In the past two days, more than 90 publicly traded companies have disclosed receiving $240 million in forgivable loans from the Paycheck Protection Program, the fund intended for small businesses with limited access to finance. Since the beginning of the month, some 250 publicly traded businesses have said that they received more than $1 billion from the rescue program, stoking anger among mom-and-pop firms struggling to tap the funds.

AutoNation, the largest car retailer in the United States, borrowed $77 million, which it had not disclosed in filings. It said over the weekend that it was returning the funds, and would have announced the loans in its next regularly scheduled financing filing.

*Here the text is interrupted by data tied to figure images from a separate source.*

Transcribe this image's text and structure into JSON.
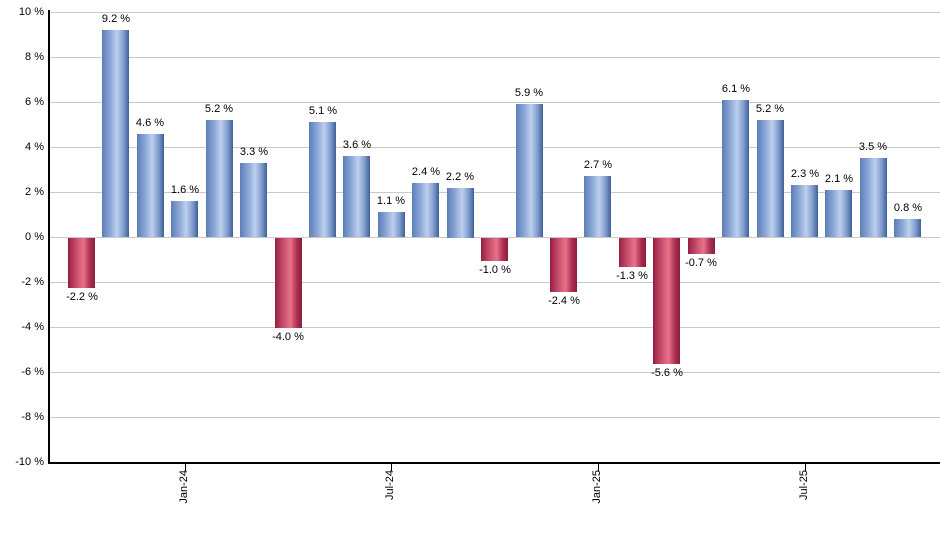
{
  "chart_data": {
    "type": "bar",
    "title": "",
    "description": "Monthly returns bar chart, positive months blue, negative months red",
    "values": [
      -2.2,
      9.2,
      4.6,
      1.6,
      5.2,
      3.3,
      -4.0,
      5.1,
      3.6,
      1.1,
      2.4,
      2.2,
      -1.0,
      5.9,
      -2.4,
      2.7,
      -1.3,
      -5.6,
      -0.7,
      6.1,
      5.2,
      2.3,
      2.1,
      3.5,
      0.8
    ],
    "value_labels": [
      "-2.2 %",
      "9.2 %",
      "4.6 %",
      "1.6 %",
      "5.2 %",
      "3.3 %",
      "-4.0 %",
      "5.1 %",
      "3.6 %",
      "1.1 %",
      "2.4 %",
      "2.2 %",
      "-1.0 %",
      "5.9 %",
      "-2.4 %",
      "2.7 %",
      "-1.3 %",
      "-5.6 %",
      "-0.7 %",
      "6.1 %",
      "5.2 %",
      "2.3 %",
      "2.1 %",
      "3.5 %",
      "0.8 %"
    ],
    "x_ticks": [
      {
        "label": "Jan-24",
        "bar_index": 3
      },
      {
        "label": "Jul-24",
        "bar_index": 9
      },
      {
        "label": "Jan-25",
        "bar_index": 15
      },
      {
        "label": "Jul-25",
        "bar_index": 21
      }
    ],
    "y_tick_labels": [
      "10 %",
      "8 %",
      "6 %",
      "4 %",
      "2 %",
      "0 %",
      "-2 %",
      "-4 %",
      "-6 %",
      "-8 %",
      "-10 %"
    ],
    "y_tick_values": [
      10,
      8,
      6,
      4,
      2,
      0,
      -2,
      -4,
      -6,
      -8,
      -10
    ],
    "ylim": [
      -10,
      10
    ],
    "grid": true,
    "legend_position": "none",
    "colors": {
      "positive_bar_dark": "#3e6097",
      "positive_bar_light": "#bdcfed",
      "negative_bar_dark": "#891d3e",
      "negative_bar_light": "#e87188",
      "gridline": "#c9c9c9",
      "axis": "#000000",
      "background": "#ffffff",
      "text": "#000000"
    }
  }
}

Some companies that promptly disclosed loans are now disclosing that they are returning them, too. The telecom group IDT reported a $10 million loan on Friday, but released another filing on Monday saying that it would return the money “to make those funds available to other borrowers that may be in greater need.”

Another group isn’t yet sure what to do: The communications firm Aviat Networks disclosed on Monday that it had received almost $6 million in a loan, but is “evaluating new guidance” about whether to keep it.

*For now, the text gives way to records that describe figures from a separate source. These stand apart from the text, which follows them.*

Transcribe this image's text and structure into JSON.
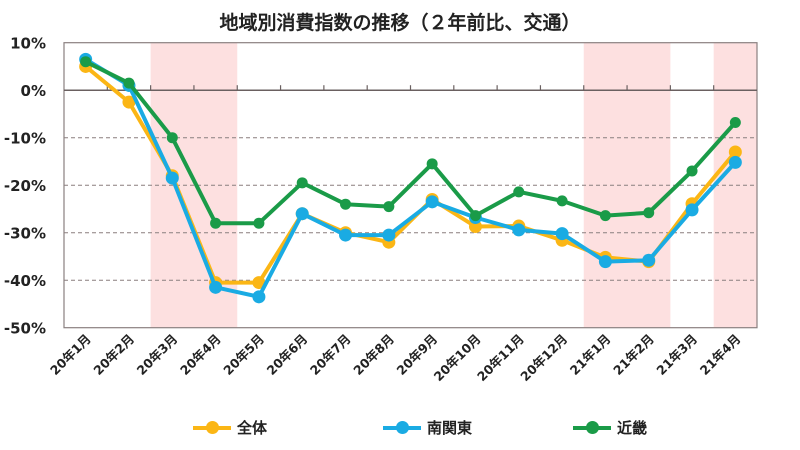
{
  "chart_data": {
    "type": "line",
    "title": "地域別消費指数の推移（２年前比、交通）",
    "xlabel": "",
    "ylabel": "",
    "categories": [
      "20年1月",
      "20年2月",
      "20年3月",
      "20年4月",
      "20年5月",
      "20年6月",
      "20年7月",
      "20年8月",
      "20年9月",
      "20年10月",
      "20年11月",
      "20年12月",
      "21年1月",
      "21年2月",
      "21年3月",
      "21年4月"
    ],
    "ylim": [
      -50,
      10
    ],
    "yticks": [
      10,
      0,
      -10,
      -20,
      -30,
      -40,
      -50
    ],
    "ytick_labels": [
      "10%",
      "0%",
      "-10%",
      "-20%",
      "-30%",
      "-40%",
      "-50%"
    ],
    "grid": "dashed horizontal",
    "legend_position": "bottom",
    "shaded_periods": [
      [
        "20年3月",
        "20年4月"
      ],
      [
        "21年1月",
        "21年2月"
      ],
      [
        "21年4月",
        "21年4月"
      ]
    ],
    "shade_color": "#fde0e0",
    "series": [
      {
        "name": "全体",
        "color": "#fbb615",
        "values": [
          5,
          -2.5,
          -18,
          -40.5,
          -40.5,
          -26,
          -30,
          -32,
          -23,
          -28.7,
          -28.6,
          -31.6,
          -35.2,
          -36.1,
          -23.9,
          -13
        ]
      },
      {
        "name": "南関東",
        "color": "#1aabe3",
        "values": [
          6.5,
          1,
          -18.5,
          -41.5,
          -43.5,
          -26,
          -30.5,
          -30.5,
          -23.5,
          -26.8,
          -29.4,
          -30.2,
          -36.1,
          -35.8,
          -25.2,
          -15.2
        ]
      },
      {
        "name": "近畿",
        "color": "#1a9b48",
        "values": [
          6,
          1.5,
          -10,
          -28,
          -28,
          -19.5,
          -24,
          -24.5,
          -15.5,
          -26.4,
          -21.4,
          -23.3,
          -26.4,
          -25.8,
          -17,
          -6.8
        ]
      }
    ]
  }
}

When the University of California, San Francisco, was running perilously low on personal protective equipment, the university’s chancellor called Marc Benioff, the hyperconnected billionaire who is a founder and the chief executive of Salesforce.

The relative ease with which Salesforce acquired so much protective gear stands in sharp contrast to the often chaotic government efforts to secure it. And while the national stockpile of supplies has been depleted, Mr. Benioff and his team simply called their business partners in China and started writing checks.

Once it was apparent that the Salesforce team could obtain and deliver supplies, they took steps to formalize their efforts and set a lofty target.

By March 29, 10 days after the chancellor called Mr. Benioff, Salesforce had found more than 50 million pieces of protective equipment, with millions already delivered.